Sitting about two-thirds up the loge on stage left of the Long Beach Arena, I caught my first glimpse of the classic line-up of Yes performing a bravura set from its Fragile, Yes Album and yet-to-be-released Close To the Edge recordings. Yes had piqued my interest since my first exposure to the British import lp of Time and A Word at the original Moby Disc record store on Victory Boulevard in Van Nuys, California during the summer of '71.

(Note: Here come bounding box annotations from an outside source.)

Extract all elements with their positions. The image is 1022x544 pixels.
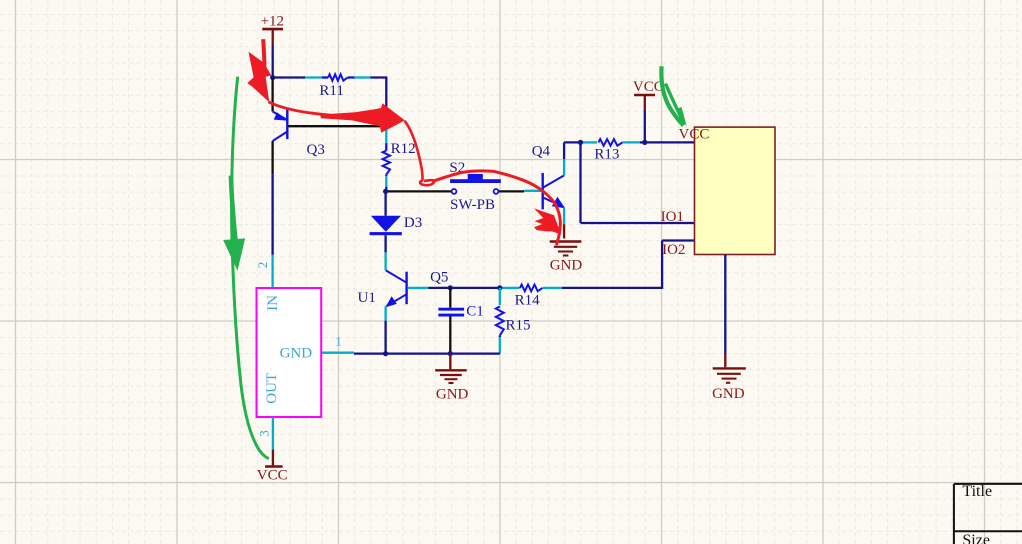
svg-text:3: 3	[257, 430, 272, 437]
svg-text:VCC: VCC	[257, 468, 288, 484]
svg-text:U1: U1	[358, 290, 376, 306]
svg-text:GND: GND	[550, 258, 583, 274]
svg-text:SW-PB: SW-PB	[450, 197, 495, 213]
svg-text:Q5: Q5	[430, 270, 448, 286]
svg-text:R14: R14	[515, 293, 541, 309]
svg-text:Title: Title	[962, 483, 992, 500]
svg-text:R12: R12	[391, 141, 416, 157]
svg-text:GND: GND	[436, 386, 469, 402]
svg-text:C1: C1	[466, 304, 484, 320]
svg-text:R15: R15	[506, 318, 531, 334]
svg-text:Q4: Q4	[532, 143, 551, 159]
svg-text:Size: Size	[962, 532, 990, 544]
svg-text:D3: D3	[404, 215, 422, 231]
svg-text:VCC: VCC	[633, 79, 664, 95]
svg-text:IO1: IO1	[661, 209, 684, 225]
svg-text:1: 1	[335, 333, 342, 348]
svg-text:+12: +12	[261, 13, 284, 29]
svg-text:R13: R13	[594, 147, 619, 163]
svg-text:GND: GND	[712, 386, 745, 402]
svg-text:R11: R11	[319, 83, 343, 99]
svg-text:Q3: Q3	[307, 142, 325, 158]
svg-text:IO2: IO2	[662, 242, 685, 258]
svg-text:IN: IN	[265, 295, 281, 311]
svg-text:VCC: VCC	[679, 126, 710, 142]
svg-text:GND: GND	[280, 345, 313, 361]
svg-text:OUT: OUT	[264, 373, 280, 404]
svg-text:2: 2	[255, 262, 270, 269]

Then as now, Yes had a lot of superlative musical elements going for it. Jon Anderson's supple tenor voice and uplifting presence meshed perfectly with his bandmates' combined instrumental chops. It didn't hurt that Rick Wakeman took an adventurous solo two-thirds of the way into the set that featured some snippets from his Six Wives of Henry VIII album. Steve Howe and Chris Squire sounded every bit as good live as they did in the studio while I was fooled into thinking that Bill Bruford had played drums that night. I didn't find out until the night of Yes' performance at the Universal Amphitheatre in September of 2002 during a fan club reunion at Wolfgang Puck's that Alan had just started touring with the band barely a month after Bruford had departed to play with King Crimson. In other words, his drumming had already meshed seemlessly with the band's repertoire.

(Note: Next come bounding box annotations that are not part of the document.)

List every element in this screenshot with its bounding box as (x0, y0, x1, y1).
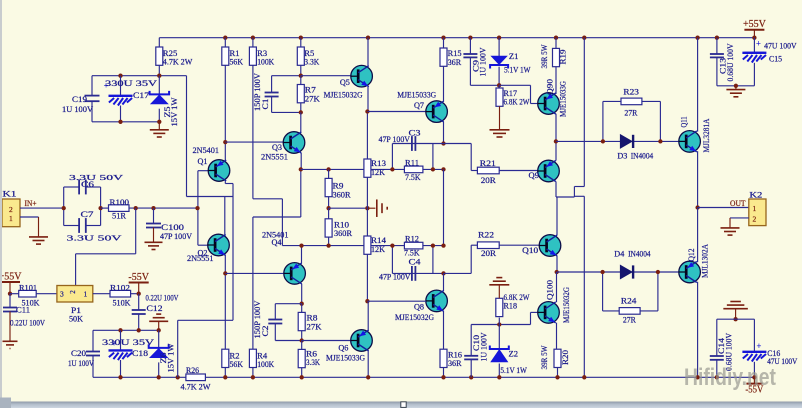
svg-text:Q12: Q12 (687, 249, 696, 262)
wire to R21 (444, 143, 472, 145)
svg-text:R18: R18 (504, 301, 518, 310)
wire Q3 base (225, 141, 283, 143)
zener Z2 (498, 325, 500, 349)
junction C3 right (441, 141, 445, 145)
wire biasb-top (93, 329, 159, 331)
svg-text:12K: 12K (371, 245, 385, 254)
wire Q5 base (301, 75, 351, 77)
left edge (0, 0, 2, 398)
transistor Q2 (198, 244, 208, 246)
junction C4 right (441, 271, 445, 275)
svg-text:C20: C20 (71, 349, 86, 358)
svg-text:1U 100V: 1U 100V (68, 359, 94, 368)
svg-text:R100: R100 (110, 198, 130, 207)
svg-text:K2: K2 (749, 190, 762, 199)
junction Q3 emitter node (299, 167, 303, 171)
junction C17-bottom (118, 120, 122, 124)
svg-text:R8: R8 (307, 314, 318, 323)
svg-text:360R: 360R (334, 229, 353, 238)
wire emitters-return (176, 375, 180, 379)
svg-text:1: 1 (9, 214, 13, 223)
svg-text:R12: R12 (405, 234, 419, 243)
svg-text:Q8: Q8 (414, 303, 424, 312)
wire to R22 (444, 272, 472, 274)
capacitor C17 (118, 74, 122, 78)
svg-text:C3: C3 (409, 129, 421, 138)
svg-text:36R: 36R (448, 58, 462, 67)
wire column mid (443, 169, 445, 245)
wire Q2 emitter (224, 197, 226, 235)
svg-text:MJE15032G: MJE15032G (562, 287, 571, 323)
svg-text:1U 100V: 1U 100V (62, 105, 93, 114)
capacitor C100 (151, 206, 155, 210)
ground R17 (490, 130, 510, 137)
resistor R19 (554, 36, 558, 40)
diode D4 (600, 270, 604, 274)
svg-text:R23: R23 (623, 88, 639, 97)
wire D3 net (556, 140, 679, 142)
wire bias cell (470, 84, 499, 86)
wire bias-top (92, 75, 187, 77)
resistor R2 (222, 349, 229, 367)
resistor R10 (328, 208, 330, 219)
svg-text:C12: C12 (147, 304, 163, 313)
svg-text:2N5401: 2N5401 (193, 146, 220, 155)
svg-text:Q6: Q6 (338, 344, 348, 353)
resistor R4 (249, 349, 256, 367)
wire C6-C7 right (100, 187, 102, 226)
wire Q10 emitter (556, 256, 558, 272)
capacitor C9 (468, 36, 472, 40)
wire Q7 base (367, 111, 426, 113)
svg-text:MJE15033G: MJE15033G (326, 354, 365, 363)
svg-text:MJE15033G: MJE15033G (397, 91, 436, 100)
junctions R11 (390, 167, 394, 171)
wire fb net bottom (282, 245, 443, 247)
wire Q90-Q9 (555, 114, 557, 161)
wire Q11 collector (695, 36, 699, 40)
capacitor C15 (753, 38, 755, 53)
svg-text:510K: 510K (113, 299, 131, 308)
wire K1 pin1 (20, 216, 39, 218)
svg-text:2: 2 (753, 215, 757, 224)
svg-text:50K: 50K (69, 315, 83, 324)
svg-text:12K: 12K (371, 168, 385, 177)
svg-text:0.68U 100V: 0.68U 100V (726, 43, 735, 81)
svg-text:47P 100V: 47P 100V (160, 232, 192, 241)
svg-text:C4: C4 (409, 258, 421, 267)
potentiometer P1 (57, 286, 93, 303)
junction R10 bottom (326, 243, 330, 247)
power +55V (744, 29, 764, 31)
svg-text:1: 1 (753, 204, 757, 213)
junction input node (195, 206, 199, 210)
svg-text:R20: R20 (561, 350, 570, 365)
wire Q4 base (225, 272, 284, 274)
zener Z6 (158, 330, 160, 347)
svg-text:Z2: Z2 (509, 350, 519, 359)
svg-text:Q100: Q100 (545, 280, 554, 300)
svg-text:Hifidiy.net: Hifidiy.net (684, 364, 776, 391)
transistor Q90 (538, 93, 560, 115)
ground C12 inverted (149, 314, 168, 321)
wire Q90 base (499, 84, 530, 86)
svg-text:C7: C7 (81, 210, 94, 219)
svg-text:100K: 100K (257, 57, 274, 66)
wire R3 jog (253, 198, 283, 200)
capacitor C20 (92, 330, 94, 351)
resistor R16 (440, 349, 447, 367)
svg-text:7.5K: 7.5K (404, 249, 420, 258)
wire bias cell bottom (471, 324, 530, 326)
transistor Q10 (539, 235, 561, 257)
wire Q3 emitter (300, 153, 302, 170)
resistor R21 (471, 170, 477, 172)
wire Q6 emitter (367, 351, 369, 378)
capacitor C19 (91, 76, 93, 96)
resistor R12 (404, 242, 423, 249)
svg-text:330U 35V: 330U 35V (102, 338, 154, 347)
wire Q4 collector (301, 246, 303, 263)
svg-text:OUT: OUT (730, 199, 746, 208)
svg-text:IN4004: IN4004 (631, 152, 654, 161)
wire wiper (75, 254, 77, 286)
resistor R100 (101, 207, 109, 209)
svg-text:1U 100V: 1U 100V (479, 332, 488, 361)
resistor R25 (158, 38, 160, 47)
svg-text:56K: 56K (230, 360, 244, 369)
ground center wire (326, 206, 330, 210)
svg-text:MJL3281A: MJL3281A (702, 118, 711, 152)
svg-text:6.8K 2W: 6.8K 2W (504, 97, 530, 106)
svg-text:R22: R22 (478, 230, 494, 239)
wire supply cell bottom (717, 318, 755, 320)
power -55V (753, 377, 755, 383)
svg-text:4.7K 2W: 4.7K 2W (181, 383, 211, 392)
svg-text:27R: 27R (623, 315, 637, 324)
ground K1 (38, 217, 40, 237)
svg-text:R7: R7 (305, 86, 316, 95)
svg-text:MJE15032G: MJE15032G (395, 313, 434, 322)
capacitor C1 (271, 76, 273, 93)
svg-text:Q90: Q90 (545, 79, 554, 95)
wire Q8 collector (443, 273, 445, 291)
wire Q8 base (365, 299, 369, 303)
svg-text:D4: D4 (614, 250, 624, 259)
transistor Q12 (679, 261, 701, 283)
wire -55V bottom rail (93, 376, 754, 378)
svg-text:+55V: +55V (0, 272, 22, 283)
transistor Q6 (351, 330, 373, 352)
resistor R22 (471, 244, 477, 246)
ground C11 (3, 341, 18, 348)
transistor Q8 (426, 290, 448, 312)
wire supply cell top (717, 85, 755, 87)
svg-text:4.7K 2W: 4.7K 2W (163, 58, 193, 67)
power +55V left (0, 281, 20, 283)
wire Q8 emitter (443, 311, 445, 349)
svg-text:IN4004: IN4004 (628, 250, 651, 259)
transistor Q3 (283, 132, 305, 154)
junction Q3 base (223, 140, 227, 144)
resistor R6 (301, 341, 303, 350)
svg-text:3.3U 50V: 3.3U 50V (67, 234, 123, 243)
resistor R20 (554, 349, 561, 367)
wire long column bottom (574, 195, 584, 197)
wire Q10 collector (556, 197, 558, 235)
svg-text:C1: C1 (261, 99, 270, 110)
svg-text:3.3K: 3.3K (304, 57, 319, 66)
svg-text:C19: C19 (72, 95, 87, 104)
svg-text:-55V: -55V (128, 272, 149, 283)
wire Q7 emitter (443, 122, 445, 144)
capacitor C18 (118, 328, 122, 332)
wire Q12 emitter (697, 208, 699, 263)
junction OUT node (695, 205, 699, 209)
resistor R7 (299, 74, 303, 78)
wire D4 net (557, 271, 679, 273)
svg-text:47P 100V: 47P 100V (379, 273, 411, 282)
svg-text:Q1: Q1 (198, 157, 208, 166)
svg-text:20R: 20R (481, 249, 497, 258)
ground supply bottom inverted (723, 302, 748, 309)
svg-text:56K: 56K (230, 57, 244, 66)
wire Q100 emitter (556, 323, 558, 350)
ground center (377, 199, 387, 217)
junction Q4 base (223, 271, 227, 275)
svg-text:36R: 36R (448, 359, 462, 368)
svg-text:C2: C2 (261, 326, 270, 337)
svg-text:MJE15033G: MJE15033G (558, 81, 567, 117)
svg-text:MJE15032G: MJE15032G (324, 91, 363, 100)
svg-text:Z1: Z1 (509, 52, 519, 61)
ground K2 (721, 228, 740, 235)
junction R100-out (134, 206, 138, 210)
transistor Q11 (679, 131, 701, 153)
transistor Q9 (538, 160, 560, 182)
svg-text:R26: R26 (186, 366, 199, 375)
svg-text:3: 3 (60, 290, 64, 299)
svg-text:Q11: Q11 (679, 117, 688, 128)
zener Z5 (157, 74, 161, 78)
svg-text:27R: 27R (624, 109, 638, 118)
svg-text:15V 1W: 15V 1W (170, 97, 179, 126)
svg-text:Q10: Q10 (522, 246, 538, 255)
svg-text:39R 5W: 39R 5W (540, 345, 549, 369)
resistor R24 loop (602, 272, 604, 311)
svg-text:27K: 27K (305, 95, 320, 104)
wire OUT (698, 207, 749, 209)
svg-text:3.3K: 3.3K (306, 358, 320, 367)
capacitor C6 (64, 186, 79, 188)
svg-text:R13: R13 (371, 159, 386, 168)
svg-text:100K: 100K (257, 360, 274, 369)
svg-text:5.1V 1W: 5.1V 1W (500, 366, 527, 375)
capacitor C7 (64, 225, 79, 227)
resistor R3 (251, 36, 255, 40)
svg-text:K1: K1 (3, 190, 17, 199)
svg-text:+: + (756, 341, 761, 351)
junction R8 top (300, 302, 304, 306)
wire Q2 collector (224, 255, 226, 349)
capacitor C2 (275, 303, 301, 305)
resistor R23 loop (602, 101, 604, 141)
junction Q7 base node (365, 109, 369, 113)
wire Q4 emitter (301, 284, 303, 304)
svg-text:47U 100V: 47U 100V (764, 42, 797, 51)
scrollbar (0, 402, 802, 408)
transistor Q100 (538, 302, 560, 324)
svg-text:0.22U 100V: 0.22U 100V (146, 294, 179, 303)
wire K1 pin2 (20, 207, 64, 209)
svg-text:C15: C15 (769, 54, 782, 63)
capacitor C12 (138, 294, 140, 310)
capacitor C11 (9, 294, 11, 308)
junction R6 top (300, 338, 304, 342)
resistor R13 (366, 112, 368, 160)
ground bias-block (157, 120, 161, 124)
wire Q1 collector (224, 142, 226, 160)
wire Q9 emitter (555, 181, 557, 197)
ground supply top (734, 84, 738, 88)
svg-text:R11: R11 (405, 158, 419, 167)
wire Q5 emitter (367, 87, 369, 112)
svg-text:2: 2 (9, 205, 13, 214)
wire bias-bottom (92, 121, 159, 123)
svg-text:C17: C17 (133, 91, 149, 100)
svg-text:R9: R9 (333, 182, 344, 191)
svg-text:+: + (756, 39, 761, 49)
svg-text:330U 35V: 330U 35V (105, 79, 157, 88)
wire Q100 base (530, 312, 532, 324)
svg-text:C11: C11 (16, 306, 30, 315)
transistor Q7 (426, 101, 448, 123)
wire +55V top rail (159, 37, 754, 39)
transistor Q5 (351, 65, 373, 87)
ground C100 (145, 242, 163, 249)
wire Q6 base (302, 340, 351, 342)
svg-text:MJL1302A: MJL1302A (701, 244, 710, 278)
wire Q5 collector (366, 36, 370, 40)
resistor R26 (186, 374, 206, 381)
connector K1 (2, 199, 20, 227)
wire Q12 collector (697, 282, 699, 378)
wire Q6 collector (367, 301, 369, 330)
connector K2 (749, 199, 766, 226)
svg-text:C100: C100 (161, 223, 184, 232)
diode D3 (601, 139, 605, 143)
svg-text:2N5551: 2N5551 (261, 153, 288, 162)
wire C6-C7 left (63, 187, 65, 226)
svg-text:20R: 20R (481, 176, 497, 185)
resistor R14 (366, 208, 368, 236)
transistor Q1 (198, 170, 208, 172)
svg-text:7.5K: 7.5K (405, 173, 421, 182)
wire K2 pin2 (730, 217, 749, 219)
junction biasb-bottom (118, 375, 122, 379)
svg-text:2: 2 (69, 290, 77, 294)
transistor Q4 (284, 263, 306, 285)
svg-text:R14: R14 (371, 236, 386, 245)
svg-text:27K: 27K (307, 322, 322, 331)
svg-text:IN+: IN+ (25, 199, 37, 208)
svg-text:Q9: Q9 (529, 171, 540, 180)
resistor R5 (299, 36, 303, 40)
svg-text:51R: 51R (112, 212, 127, 221)
wire long column top (582, 36, 586, 40)
svg-text:R101: R101 (19, 284, 37, 293)
svg-text:R102: R102 (110, 284, 130, 293)
svg-text:Q4: Q4 (272, 238, 282, 247)
ground R18 inverted (489, 278, 509, 285)
junction R7 bottom (299, 110, 303, 114)
wire fb net top (301, 168, 444, 170)
svg-text:15V 1W: 15V 1W (166, 343, 175, 372)
resistor R101 (10, 293, 19, 295)
svg-text:47P 100V: 47P 100V (379, 135, 411, 144)
svg-text:1: 1 (84, 290, 88, 299)
resistor R18 (496, 298, 503, 316)
svg-text:C18: C18 (132, 349, 148, 358)
svg-text:Q7: Q7 (414, 101, 424, 110)
wire Q100 collector (556, 272, 558, 302)
resistor R15 (441, 36, 445, 40)
resistor R1 (223, 36, 227, 40)
svg-text:R21: R21 (480, 159, 496, 168)
capacitor C4 (392, 272, 443, 274)
wire bias-to-base (186, 76, 188, 197)
svg-text:3.3U 50V: 3.3U 50V (69, 173, 124, 182)
capacitor C14 (716, 319, 718, 356)
wire Q1 emitter (224, 181, 226, 183)
capacitor C13 (715, 36, 719, 40)
svg-text:2N5551: 2N5551 (187, 254, 214, 263)
junctions R12 (390, 243, 394, 247)
resistor R8 (301, 304, 303, 313)
resistor R9 (326, 167, 330, 171)
capacitor C16 (753, 319, 755, 351)
svg-text:R24: R24 (621, 296, 637, 305)
svg-text:360R: 360R (333, 191, 352, 200)
resistor R102 (93, 293, 110, 295)
wire Q11 emitter (697, 151, 699, 207)
wire base column (197, 171, 199, 246)
svg-text:R15: R15 (448, 49, 462, 58)
junction bias spread (554, 139, 558, 143)
power -55V mid (129, 282, 149, 284)
svg-text:D3: D3 (617, 152, 627, 161)
svg-text:39R 5W: 39R 5W (540, 44, 549, 68)
svg-text:0.22U 100V: 0.22U 100V (10, 319, 45, 328)
wire fb jog (300, 169, 302, 217)
capacitor C10 (469, 375, 473, 379)
zener Z1 (497, 36, 501, 40)
svg-text:R19: R19 (559, 50, 568, 65)
svg-text:+55V: +55V (743, 19, 767, 30)
svg-text:Q5: Q5 (340, 78, 350, 87)
svg-text:1U 100V: 1U 100V (479, 47, 488, 76)
svg-text:Q3: Q3 (272, 143, 282, 152)
resistor R11 (404, 166, 423, 173)
resistor R17 (498, 85, 500, 88)
capacitor C3 (392, 143, 443, 145)
svg-text:5.1V 1W: 5.1V 1W (504, 66, 531, 75)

While their sound system was fairly lackluster compared to today's PA's, you couldn't help but take notice that Yes wasn't a flash-in-the-pan prog rock group making an obligatory tour to bolster their FM airplay. From this point onward, my love for the band really blossomed. Even though more than 31 years have passed as of this writing, they are still a treat to hear live.
Billboard, Sept. 2, 1972:
YES EDGAR WINTER EAGLES Long Beach Arena, Long Beach, California
Far removed from the mainstream of contemporaneous rock lies a musical oasis so unlike anything preceding it as to be termed revolutionary. The group is Yes and they put on a show that is an overwhelming affirmation of the potentialities of rock as an art form. Each member of the group is a virtuose performer and the fusion of their unique talents is indeed a rare and beautiful thing. From the moment they ascended the stage bathed in the mini-glow of thousands of matches, until their departure an hour later, there was not a moment that was not filled to overflowing with the glorious texture of their melodies. Jon Anderson's small boy's voice is winsomely plaintive, weaving enchanting harmonic patterns that weave into a rare oneness with the instrumental passages. Bassist Chris Squire (cloaked in an amazing multi-tiered cape) leads a magnificently flamboyant visual note, while guitarist Steve Howe plays in an irresistibly meticulous fashion. Rick Wakeman's extended moog introduction to 'Roundabout' provided the audience with a glimpse of that rare edge of excellence that so distinguishes the group as a whole. Special note should be made of the more than capable percussion work of Alan White who has been with the group barely two weeks. The set includes flashes from the 'Fragile' and 'Yes' albums and two songs from the soon to be released 'Close To The Edge' LP.